Caterpillar ended the third quarter of 2018 with cash and short-term investments of $8 billion, down from $8.3 billion at 2017 end. ME&T operating cash flow for the quarter under review was $848 million.
During the third quarter, the company made $1 billion to pension plans, repurchased $750 million of its common stock and a made a dividend payout of $511 million.
At the end of third-quarter 2018, Caterpillar’s backlog was at $17.3 billion, a $1.9 billion improvement year over year aided by increase at all segments.

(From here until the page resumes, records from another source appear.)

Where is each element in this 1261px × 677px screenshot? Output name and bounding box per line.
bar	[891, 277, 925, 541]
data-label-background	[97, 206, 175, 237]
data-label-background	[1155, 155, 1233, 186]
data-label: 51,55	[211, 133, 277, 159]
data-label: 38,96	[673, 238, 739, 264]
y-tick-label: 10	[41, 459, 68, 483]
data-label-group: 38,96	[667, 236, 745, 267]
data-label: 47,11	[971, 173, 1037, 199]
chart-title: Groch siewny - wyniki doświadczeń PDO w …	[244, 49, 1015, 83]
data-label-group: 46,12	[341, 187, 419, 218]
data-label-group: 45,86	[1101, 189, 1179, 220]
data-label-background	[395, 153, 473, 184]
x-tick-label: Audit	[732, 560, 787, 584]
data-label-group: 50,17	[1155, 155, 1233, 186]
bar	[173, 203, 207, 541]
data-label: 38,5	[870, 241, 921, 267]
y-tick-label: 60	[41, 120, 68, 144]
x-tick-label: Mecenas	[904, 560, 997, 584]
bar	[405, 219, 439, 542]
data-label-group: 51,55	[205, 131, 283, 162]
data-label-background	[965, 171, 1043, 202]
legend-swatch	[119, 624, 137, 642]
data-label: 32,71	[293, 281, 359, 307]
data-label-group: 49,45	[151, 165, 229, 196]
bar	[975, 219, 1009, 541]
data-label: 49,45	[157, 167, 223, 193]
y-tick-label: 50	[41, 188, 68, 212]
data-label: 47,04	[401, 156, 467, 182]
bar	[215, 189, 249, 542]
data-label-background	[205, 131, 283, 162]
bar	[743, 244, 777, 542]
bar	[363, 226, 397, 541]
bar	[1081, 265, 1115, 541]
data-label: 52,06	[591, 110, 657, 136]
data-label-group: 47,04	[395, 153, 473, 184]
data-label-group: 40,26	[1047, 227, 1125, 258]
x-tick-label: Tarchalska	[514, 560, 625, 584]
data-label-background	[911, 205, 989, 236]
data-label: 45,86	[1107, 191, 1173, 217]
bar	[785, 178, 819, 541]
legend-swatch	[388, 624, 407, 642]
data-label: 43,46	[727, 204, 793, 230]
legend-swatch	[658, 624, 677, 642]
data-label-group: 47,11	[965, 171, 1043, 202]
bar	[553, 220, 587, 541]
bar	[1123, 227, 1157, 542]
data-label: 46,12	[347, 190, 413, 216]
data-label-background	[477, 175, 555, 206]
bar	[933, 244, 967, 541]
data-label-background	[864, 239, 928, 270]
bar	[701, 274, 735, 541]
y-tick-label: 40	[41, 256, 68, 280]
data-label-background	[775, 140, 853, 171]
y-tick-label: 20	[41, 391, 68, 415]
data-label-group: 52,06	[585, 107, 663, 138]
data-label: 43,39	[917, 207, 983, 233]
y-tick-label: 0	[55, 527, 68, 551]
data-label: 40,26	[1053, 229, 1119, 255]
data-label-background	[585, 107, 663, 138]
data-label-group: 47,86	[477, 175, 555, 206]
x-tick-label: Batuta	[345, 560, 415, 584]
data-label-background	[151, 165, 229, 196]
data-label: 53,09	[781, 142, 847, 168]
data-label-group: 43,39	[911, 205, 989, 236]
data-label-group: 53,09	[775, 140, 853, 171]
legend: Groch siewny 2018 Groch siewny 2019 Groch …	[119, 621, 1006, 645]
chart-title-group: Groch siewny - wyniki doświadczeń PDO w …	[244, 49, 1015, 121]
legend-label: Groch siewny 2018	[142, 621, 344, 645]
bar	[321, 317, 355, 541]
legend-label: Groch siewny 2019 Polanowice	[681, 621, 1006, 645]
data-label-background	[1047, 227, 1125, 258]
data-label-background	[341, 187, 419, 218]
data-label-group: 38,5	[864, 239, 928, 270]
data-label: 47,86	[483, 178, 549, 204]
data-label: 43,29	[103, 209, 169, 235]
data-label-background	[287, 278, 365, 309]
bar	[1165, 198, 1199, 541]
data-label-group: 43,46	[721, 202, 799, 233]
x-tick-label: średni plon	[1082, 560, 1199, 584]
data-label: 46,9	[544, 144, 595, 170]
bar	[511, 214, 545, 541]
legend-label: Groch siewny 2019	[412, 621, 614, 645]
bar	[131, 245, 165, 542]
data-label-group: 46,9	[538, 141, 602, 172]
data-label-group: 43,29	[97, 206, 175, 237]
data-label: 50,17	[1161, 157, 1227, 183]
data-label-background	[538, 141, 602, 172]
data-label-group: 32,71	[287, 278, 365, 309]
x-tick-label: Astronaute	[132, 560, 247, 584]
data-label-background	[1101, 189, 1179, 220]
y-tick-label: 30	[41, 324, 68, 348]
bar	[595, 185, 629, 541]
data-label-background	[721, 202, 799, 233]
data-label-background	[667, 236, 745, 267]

Backed by performance so far in 2018, healthy order rates, backlog and improving end-markets, Caterpillar maintained adjusted earnings per share guidance at $11.00-$12.00 for fiscal 2018. The company anticipates price realization, operational excellence and cost discipline to help offset the impact of higher material and freight costs, including tariffs on fourth-quarter results. For fiscal 2018, the company estimates the impact of recently imposed tariffs to be at the low end of the previously provided range of $100 million to $200 million.
Supply chain challenges will continue to pressure freight costs. The sudden spike in demand has led to supply chain challenges across the industry. Although the company is making efforts to improve material flows, constraints remain for some parts and components that are impacting lead times and availability. Caterpillar plans to mitigate these impacts through price increases and utilizing the Operating & Execution Model to drive operational excellence and structural cost discipline.
Caterpillar added that it will implement a price hike of 1-4% worldwide on machines and engines with exceptions on specific products and regions. This price action will be effective in January 2019.
How Have Estimates Been Moving Since Then?
In the past month, investors have witnessed an upward trend in fresh estimates.
Currently, Caterpillar has a nice Growth Score of B, though it is lagging a bit on the Momentum Score front with a C. However, the stock was allocated a grade of A on the value side, putting it in the top 20% for this investment strategy.
Overall, the stock has an aggregate VGM Score of A. If you aren't focused on one strategy, this score is the one you should be interested in.
Estimates have been broadly trending upward for the stock, and the magnitude of these revisions looks promising. Notably, Caterpillar has a Zacks Rank #3 (Hold). We expect an in-line return from the stock in the next few months.